Inter Response Time (IRT)
The amount of time between successive responses. (i.e. the end of one response to the beginning of another response.)
Topography
The way the behavior looks.
Magnitude
the intensity of the behavior
Direct Measures of Behavior
A way of taking data on a behavior of interest by observing the behavior itself and recording observable and measurable information about it.
Indirect Measures of Behavior
Data that are obtained by interviews, checklists and rating scales which include an individual’s subjective experience of target behavior. Indirect measures still gather information about the behavior of interest using interactions with people, but not through direct observation. Depending on the case, information could be gathered from the primary client themselves as well as other stakeholders.
Product Measures
Measuring a behavior after it occurred by examining the effects the behavior produced on the environment. Unlike direct and indirect measures, product measures sometimes do not involve people at all.
Whole Interval Recording
the observer marks down whether or not a behavior occurred throughout the entirety of the interval
Partial Interval Recording
the observer marks down whether or not a behavior occurred at all during the interval
Momentary Time Sampling
the observer marks down whether or not the behavior was occurring at the moment the interval ended
Planned Activity Check (PLACHECK)
involves an observer recording a tally of the number of learners engaged in an activity at the end of an interval
Validity
The extent to which we are measuring what we intend to measure.
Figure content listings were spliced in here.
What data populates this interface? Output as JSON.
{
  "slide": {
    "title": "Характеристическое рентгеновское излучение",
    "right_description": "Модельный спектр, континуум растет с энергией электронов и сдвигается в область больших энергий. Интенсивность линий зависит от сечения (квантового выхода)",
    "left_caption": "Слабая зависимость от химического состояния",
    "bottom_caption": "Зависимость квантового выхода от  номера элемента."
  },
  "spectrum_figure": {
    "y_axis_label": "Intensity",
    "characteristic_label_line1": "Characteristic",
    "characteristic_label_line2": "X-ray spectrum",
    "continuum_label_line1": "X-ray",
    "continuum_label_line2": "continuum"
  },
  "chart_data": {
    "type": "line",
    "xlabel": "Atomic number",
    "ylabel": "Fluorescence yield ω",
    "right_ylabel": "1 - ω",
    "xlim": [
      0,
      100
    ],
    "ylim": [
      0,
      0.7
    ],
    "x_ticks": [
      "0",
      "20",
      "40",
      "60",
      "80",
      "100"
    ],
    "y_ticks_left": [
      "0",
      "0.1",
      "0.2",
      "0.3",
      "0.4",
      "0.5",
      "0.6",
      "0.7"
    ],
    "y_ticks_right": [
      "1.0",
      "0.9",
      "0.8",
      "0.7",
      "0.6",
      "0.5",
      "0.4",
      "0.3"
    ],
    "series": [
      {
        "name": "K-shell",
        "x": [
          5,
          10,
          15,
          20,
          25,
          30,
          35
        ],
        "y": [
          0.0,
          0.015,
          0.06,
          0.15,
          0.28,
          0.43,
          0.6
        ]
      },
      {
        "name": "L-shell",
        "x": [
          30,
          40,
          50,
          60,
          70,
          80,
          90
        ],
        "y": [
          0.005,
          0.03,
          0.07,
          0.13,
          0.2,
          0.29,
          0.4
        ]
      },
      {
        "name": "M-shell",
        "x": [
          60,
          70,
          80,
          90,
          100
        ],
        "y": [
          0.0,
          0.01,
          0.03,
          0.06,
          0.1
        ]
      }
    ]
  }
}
In other words, do our data points actually represent what we think/say they do?
Accuracy
The extent to which the observed value, the quantitative label produced by measure an event, matches the true state, or true value. Does the data match what actually occurred?
Reliability
The extent to which a measurement procedure produces the same value repeatedly. In other words, can you rely on it?
Measurement Artifact
data that appear to exist, but only because of the way that they were measured
Observer Drift
An unintended change in the way an observer uses a measurement system over time that results in a measurement error. This happens when the behavior being measure is not clearly operationally defined or the operational definition clarifying what is and what is not the behavior is not reviewed regularly.